Häringsdorf 18.7.1923.
Kurhaus Atlantic.
Mein Freund.
Wir haben es hier mit dem Aufenthalt sehr schlecht getroffen und
ich weiss nicht, was werden wird.
Wir sind gestern Nachmittag hier eingetroffen und fanden zwei schäbige
Zimmer vor, das eine noch nicht einmal eingerichtet. Bett und ein
dürftiger Waschtisch wurden erst aufgestellt. Und dafür rech¬
net man 600.000 Mark im Tag. Also undurchführbar. Der Luxus des Hotels
besteht in einer ordinär grellen Halle, einer Aufmachung wie in einem
Varietée letzter Klasse, fortwährend spielenden Jazzbands und einem
furchtbaren Schieberpublikum, gemischt mit eindeutiger Weiblichkeit. Der
Besitzer ein schwerer Jud macht den denkbar schlechtesten Eindruck, so
dass man mit ihm gar nicht reden kann. Es wäre natürlich das einzig
Vernünftige gleich hier fort und an den Bodensee zu fahren, von dort
eventuell in den Schwarzwald.
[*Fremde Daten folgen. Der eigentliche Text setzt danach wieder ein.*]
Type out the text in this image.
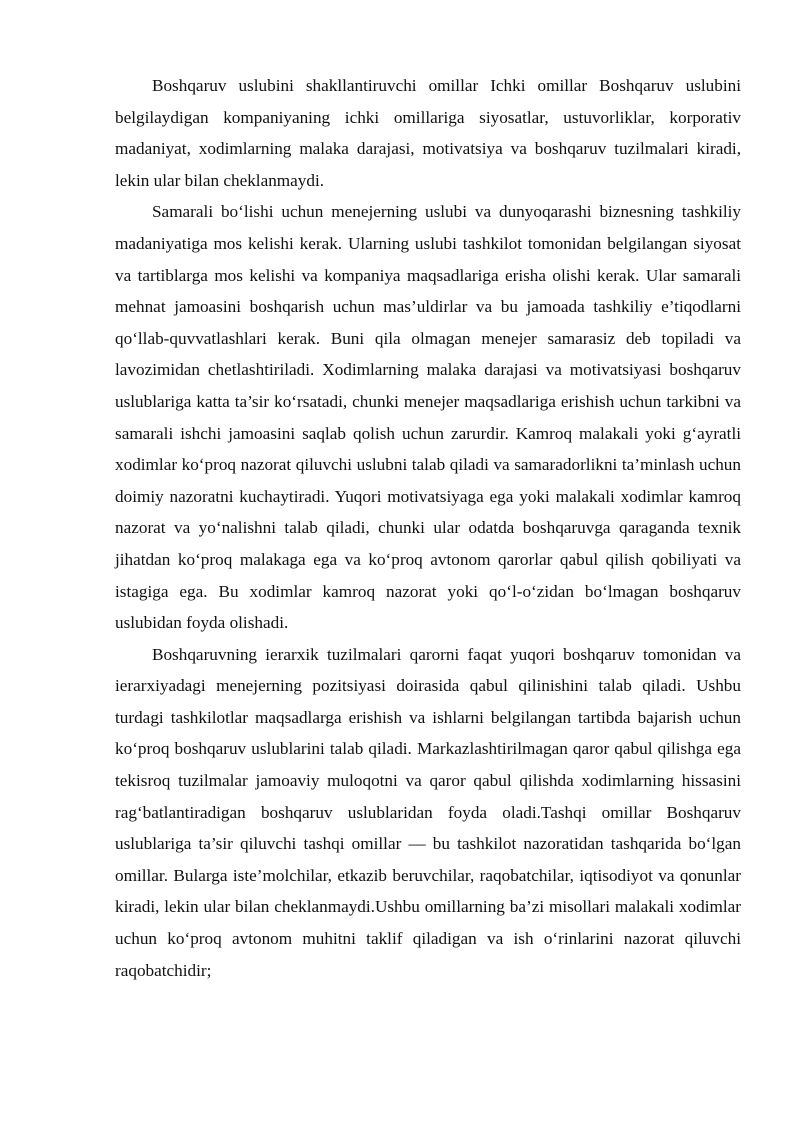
Boshqaruv uslubini shakllantiruvchi omillar Ichki omillar Boshqaruv uslubini belgilaydigan kompaniyaning ichki omillariga siyosatlar, ustuvorliklar, korporativ madaniyat, xodimlarning malaka darajasi, motivatsiya va boshqaruv tuzilmalari kiradi, lekin ular bilan cheklanmaydi.

Samarali bo‘lishi uchun menejerning uslubi va dunyoqarashi biznesning tashkiliy madaniyatiga mos kelishi kerak. Ularning uslubi tashkilot tomonidan belgilangan siyosat va tartiblarga mos kelishi va kompaniya maqsadlariga erisha olishi kerak. Ular samarali mehnat jamoasini boshqarish uchun mas’uldirlar va bu jamoada tashkiliy e’tiqodlarni qo‘llab-quvvatlashlari kerak. Buni qila olmagan menejer samarasiz deb topiladi va lavozimidan chetlashtiriladi. Xodimlarning malaka darajasi va motivatsiyasi boshqaruv uslublariga katta ta’sir ko‘rsatadi, chunki menejer maqsadlariga erishish uchun tarkibni va samarali ishchi jamoasini saqlab qolish uchun zarurdir. Kamroq malakali yoki g‘ayratli xodimlar ko‘proq nazorat qiluvchi uslubni talab qiladi va samaradorlikni ta’minlash uchun doimiy nazoratni kuchaytiradi. Yuqori motivatsiyaga ega yoki malakali xodimlar kamroq nazorat va yo‘nalishni talab qiladi, chunki ular odatda boshqaruvga qaraganda texnik jihatdan ko‘proq malakaga ega va ko‘proq avtonom qarorlar qabul qilish qobiliyati va istagiga ega. Bu xodimlar kamroq nazorat yoki qo‘l-o‘zidan bo‘lmagan boshqaruv uslubidan foyda olishadi.

Boshqaruvning ierarxik tuzilmalari qarorni faqat yuqori boshqaruv tomonidan va ierarxiyadagi menejerning pozitsiyasi doirasida qabul qilinishini talab qiladi. Ushbu turdagi tashkilotlar maqsadlarga erishish va ishlarni belgilangan tartibda bajarish uchun ko‘proq boshqaruv uslublarini talab qiladi. Markazlashtirilmagan qaror qabul qilishga ega tekisroq tuzilmalar jamoaviy muloqotni va qaror qabul qilishda xodimlarning hissasini rag‘batlantiradigan boshqaruv uslublaridan foyda oladi.Tashqi omillar Boshqaruv uslublariga ta’sir qiluvchi tashqi omillar — bu tashkilot nazoratidan tashqarida bo‘lgan omillar. Bularga iste’molchilar, etkazib beruvchilar, raqobatchilar, iqtisodiyot va qonunlar kiradi, lekin ular bilan cheklanmaydi.Ushbu omillarning ba’zi misollari malakali xodimlar uchun ko‘proq avtonom muhitni taklif qiladigan va ish o‘rinlarini nazorat qiluvchi raqobatchidir;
Aber mein Sohn Harry und Vernunft sind
leider zweierlei.–
So bin ich nach einer schlaflosen Nacht und ganz erschöpft stunden-
lang mit ihm herumgerannt, war auch in »Bansin«, einem kleinen, sehr lie¬
ben Seebad gleich neben Häringsdorf, aber es ist hier nirgends etwas
frei. Einige Portiers, denen ich »Erkenntlichkeit« in Aussicht stell¬
te, machten vage Versprechungen. Sollte ich bis morgen Mittags nichts
gefunden haben, so würde ich mit Harry bis Mittwoch, also cca eine
Woche hier bleiben, da er sich nun mal auf das Meer kapriziert und
dann doch mit ihm direkt nach Constanz. Sobald ich irgend eine Adress¬
änderung weiss telegraphiere ich Dir und dann schreibe mir express
dahin. Briefe kommen erst am fünften Tag an und ich sehne mich schon
nach einem Brief von Dir. Ich fühle mich so schrecklich einsam. Die¬
ser Bub ist mir so fremd, sein Wesen hat etwas so unnatürlich Geschraubtes,
ich fühle mich nie ein bischen gemütlich wie mit Carly.